For instance, a cash balance conversion instituted by CIGNA Corporation in 1998 resulted in the filing of a lawsuit in December 2001. Recently, a federal district court in Connecticut certified the suit as a class action. The class is comprised of 10,000 present and former CIGNA employees. (See Hartford Courant, 1/3/03.)

The IRS calls halt to conversions. As a result of the controversy swirling around cash balance conversions, the Internal Revenue Service (IRS), in the fall of 1999, temporarily ceased issuing determination letters regarding the conversions. (A determination letter from the IRS effectively blesses the structure of a plan and certifies its tax-exempt status.) The IRS did this in order to allow time for a consideration of whether the conversions do, in fact, violate provisions in the Internal Revenue Code relating to age discrimination.

This moratorium has drawn protests from many quarters. For instance, the American Society of Pension Actuaries (ASPA) has argued that the IRS’s moratorium not only ended cash
balance conversions, but also inhibited many companies with no pension plans at all from adopting CBPs. (See ASPA News Release, 10/25/2002.)

The proposed regs. On December 10, 2002, the IRS issued new proposed regulations that are expected to become final in April of this year. The new regs lay out steps to be taken to accomplish cash balance conversions that avoid any violation of federal age discrimination laws. (See REG—209500-86 and REG—164464-02, 12/11/02.)

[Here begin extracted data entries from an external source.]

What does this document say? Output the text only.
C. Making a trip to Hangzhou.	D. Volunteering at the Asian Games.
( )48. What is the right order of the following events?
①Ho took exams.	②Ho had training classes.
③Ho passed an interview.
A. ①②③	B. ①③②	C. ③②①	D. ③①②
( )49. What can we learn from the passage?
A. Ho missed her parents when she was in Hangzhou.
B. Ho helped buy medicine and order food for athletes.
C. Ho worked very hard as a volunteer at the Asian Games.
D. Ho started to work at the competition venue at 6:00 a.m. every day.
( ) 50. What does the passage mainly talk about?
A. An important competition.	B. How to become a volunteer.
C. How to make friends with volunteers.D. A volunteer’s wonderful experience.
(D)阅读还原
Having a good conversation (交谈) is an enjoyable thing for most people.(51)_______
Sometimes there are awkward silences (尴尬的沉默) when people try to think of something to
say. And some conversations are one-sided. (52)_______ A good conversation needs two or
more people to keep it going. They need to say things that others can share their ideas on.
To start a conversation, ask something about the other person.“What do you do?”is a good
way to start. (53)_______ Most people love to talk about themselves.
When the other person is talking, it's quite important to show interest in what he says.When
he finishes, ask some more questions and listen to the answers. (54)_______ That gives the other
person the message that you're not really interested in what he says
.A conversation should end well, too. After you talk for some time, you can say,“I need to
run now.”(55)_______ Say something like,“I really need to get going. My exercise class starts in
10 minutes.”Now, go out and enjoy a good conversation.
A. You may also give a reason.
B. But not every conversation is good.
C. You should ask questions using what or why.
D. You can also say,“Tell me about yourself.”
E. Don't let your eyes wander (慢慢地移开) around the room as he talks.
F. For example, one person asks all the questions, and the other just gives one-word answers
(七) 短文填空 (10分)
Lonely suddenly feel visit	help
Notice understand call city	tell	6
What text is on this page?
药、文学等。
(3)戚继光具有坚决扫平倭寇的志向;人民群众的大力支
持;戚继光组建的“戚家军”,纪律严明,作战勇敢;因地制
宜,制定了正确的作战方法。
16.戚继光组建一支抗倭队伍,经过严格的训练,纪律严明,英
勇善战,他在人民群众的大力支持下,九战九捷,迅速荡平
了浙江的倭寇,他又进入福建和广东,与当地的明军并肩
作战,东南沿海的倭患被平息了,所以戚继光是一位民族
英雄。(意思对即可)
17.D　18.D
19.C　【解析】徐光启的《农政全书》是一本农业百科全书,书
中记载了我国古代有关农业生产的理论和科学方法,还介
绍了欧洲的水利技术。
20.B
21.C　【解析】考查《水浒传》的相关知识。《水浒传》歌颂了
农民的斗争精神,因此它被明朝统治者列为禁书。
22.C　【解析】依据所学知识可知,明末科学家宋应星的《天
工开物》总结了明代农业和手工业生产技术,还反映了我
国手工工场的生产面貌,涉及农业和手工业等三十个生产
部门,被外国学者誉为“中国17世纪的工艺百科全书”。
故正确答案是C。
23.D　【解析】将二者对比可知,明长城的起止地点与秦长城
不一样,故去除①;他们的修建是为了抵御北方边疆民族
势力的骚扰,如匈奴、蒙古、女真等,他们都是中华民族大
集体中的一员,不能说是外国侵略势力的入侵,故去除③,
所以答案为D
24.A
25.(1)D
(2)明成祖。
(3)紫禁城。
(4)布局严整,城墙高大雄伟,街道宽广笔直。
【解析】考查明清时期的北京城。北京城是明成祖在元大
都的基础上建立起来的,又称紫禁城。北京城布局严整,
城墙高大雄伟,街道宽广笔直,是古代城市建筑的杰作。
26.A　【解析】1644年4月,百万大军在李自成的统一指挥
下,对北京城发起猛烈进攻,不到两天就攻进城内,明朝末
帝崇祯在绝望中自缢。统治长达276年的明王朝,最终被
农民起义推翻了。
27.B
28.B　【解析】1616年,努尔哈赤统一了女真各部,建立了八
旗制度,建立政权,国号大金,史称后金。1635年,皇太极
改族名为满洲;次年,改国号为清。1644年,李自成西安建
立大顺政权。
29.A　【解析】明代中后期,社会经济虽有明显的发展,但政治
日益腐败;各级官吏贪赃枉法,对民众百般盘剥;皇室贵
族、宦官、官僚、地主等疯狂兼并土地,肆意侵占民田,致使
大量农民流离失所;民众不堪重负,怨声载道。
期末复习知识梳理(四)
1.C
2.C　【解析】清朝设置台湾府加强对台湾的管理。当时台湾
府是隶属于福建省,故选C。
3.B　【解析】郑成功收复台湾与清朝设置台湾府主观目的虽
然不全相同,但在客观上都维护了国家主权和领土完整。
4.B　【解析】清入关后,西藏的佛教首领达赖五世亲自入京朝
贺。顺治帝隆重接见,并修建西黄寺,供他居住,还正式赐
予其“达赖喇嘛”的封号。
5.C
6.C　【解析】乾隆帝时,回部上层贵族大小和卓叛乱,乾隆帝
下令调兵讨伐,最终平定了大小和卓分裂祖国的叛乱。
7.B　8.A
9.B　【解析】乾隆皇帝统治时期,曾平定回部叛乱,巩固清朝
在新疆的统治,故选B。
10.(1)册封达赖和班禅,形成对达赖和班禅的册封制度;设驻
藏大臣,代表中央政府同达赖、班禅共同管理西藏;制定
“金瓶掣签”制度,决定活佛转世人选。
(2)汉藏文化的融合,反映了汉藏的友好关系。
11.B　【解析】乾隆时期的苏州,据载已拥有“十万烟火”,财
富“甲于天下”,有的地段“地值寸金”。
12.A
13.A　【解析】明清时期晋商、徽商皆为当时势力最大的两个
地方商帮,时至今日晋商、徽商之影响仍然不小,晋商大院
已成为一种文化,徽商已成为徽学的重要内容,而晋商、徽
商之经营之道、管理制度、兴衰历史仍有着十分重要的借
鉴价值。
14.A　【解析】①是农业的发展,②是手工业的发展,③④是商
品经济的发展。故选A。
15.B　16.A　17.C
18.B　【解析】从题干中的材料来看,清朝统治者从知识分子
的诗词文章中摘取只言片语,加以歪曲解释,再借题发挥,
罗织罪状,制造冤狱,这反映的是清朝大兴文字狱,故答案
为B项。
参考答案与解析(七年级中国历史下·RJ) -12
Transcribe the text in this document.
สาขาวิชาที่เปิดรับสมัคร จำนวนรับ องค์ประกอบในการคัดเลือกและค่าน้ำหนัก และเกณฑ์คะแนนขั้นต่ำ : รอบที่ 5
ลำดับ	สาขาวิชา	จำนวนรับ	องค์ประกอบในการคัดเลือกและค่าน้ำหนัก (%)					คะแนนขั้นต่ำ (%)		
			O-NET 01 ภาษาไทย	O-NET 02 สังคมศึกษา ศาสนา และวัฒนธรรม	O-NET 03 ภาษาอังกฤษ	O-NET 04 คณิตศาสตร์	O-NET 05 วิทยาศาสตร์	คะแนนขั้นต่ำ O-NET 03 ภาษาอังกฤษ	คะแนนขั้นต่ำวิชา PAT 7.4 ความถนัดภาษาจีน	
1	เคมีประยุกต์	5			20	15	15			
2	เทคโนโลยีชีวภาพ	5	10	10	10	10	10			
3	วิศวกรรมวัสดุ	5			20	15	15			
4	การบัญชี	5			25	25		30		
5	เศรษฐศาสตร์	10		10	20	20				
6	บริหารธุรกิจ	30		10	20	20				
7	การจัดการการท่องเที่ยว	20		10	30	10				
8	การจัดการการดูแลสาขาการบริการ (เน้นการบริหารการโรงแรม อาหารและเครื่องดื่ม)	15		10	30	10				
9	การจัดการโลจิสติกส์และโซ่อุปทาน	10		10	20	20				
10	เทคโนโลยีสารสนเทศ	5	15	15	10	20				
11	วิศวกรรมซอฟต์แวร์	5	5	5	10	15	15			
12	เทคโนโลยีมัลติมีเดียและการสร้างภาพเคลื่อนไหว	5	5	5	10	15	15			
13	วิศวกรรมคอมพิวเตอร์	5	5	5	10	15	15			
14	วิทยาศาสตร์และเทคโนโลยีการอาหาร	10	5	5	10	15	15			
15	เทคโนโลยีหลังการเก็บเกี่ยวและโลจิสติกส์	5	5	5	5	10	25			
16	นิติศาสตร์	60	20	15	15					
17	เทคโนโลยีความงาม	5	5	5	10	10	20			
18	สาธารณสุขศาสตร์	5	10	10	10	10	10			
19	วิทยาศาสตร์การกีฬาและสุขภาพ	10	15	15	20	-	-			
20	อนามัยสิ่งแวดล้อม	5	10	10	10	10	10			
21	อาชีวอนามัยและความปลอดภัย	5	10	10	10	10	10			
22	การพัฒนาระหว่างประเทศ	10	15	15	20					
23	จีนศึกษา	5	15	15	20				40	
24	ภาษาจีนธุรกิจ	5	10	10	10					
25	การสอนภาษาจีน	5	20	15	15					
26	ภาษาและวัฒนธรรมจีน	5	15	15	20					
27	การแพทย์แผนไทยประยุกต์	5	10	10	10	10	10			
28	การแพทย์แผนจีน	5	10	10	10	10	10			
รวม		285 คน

The regs provide, among other things, that companies will be permitted to make cash balance conversions that reduce the benefits of some older workers if:

1. Reasonable interest rates and mortality projections are used in calculating the beginning value of the new cash balance accounts created for these workers, and

2. The percentage of each worker’s paycheck that is contributed by an employer to the worker’s cash balance account each year is no less for older workers than for younger workers.

It is not clear whether older workers will still experience a negative impact (whether large or small) from conversions to CBPs under the new regs. A few things are clear, however. Federal pension law protects benefits earned to date, but not projected benefits. On the other hand, some companies making cash balance conversions voluntarily gave its older workers a choice between the old and the new plans. Some members of Congress have promised to try to make such a practice a requirement of federal law.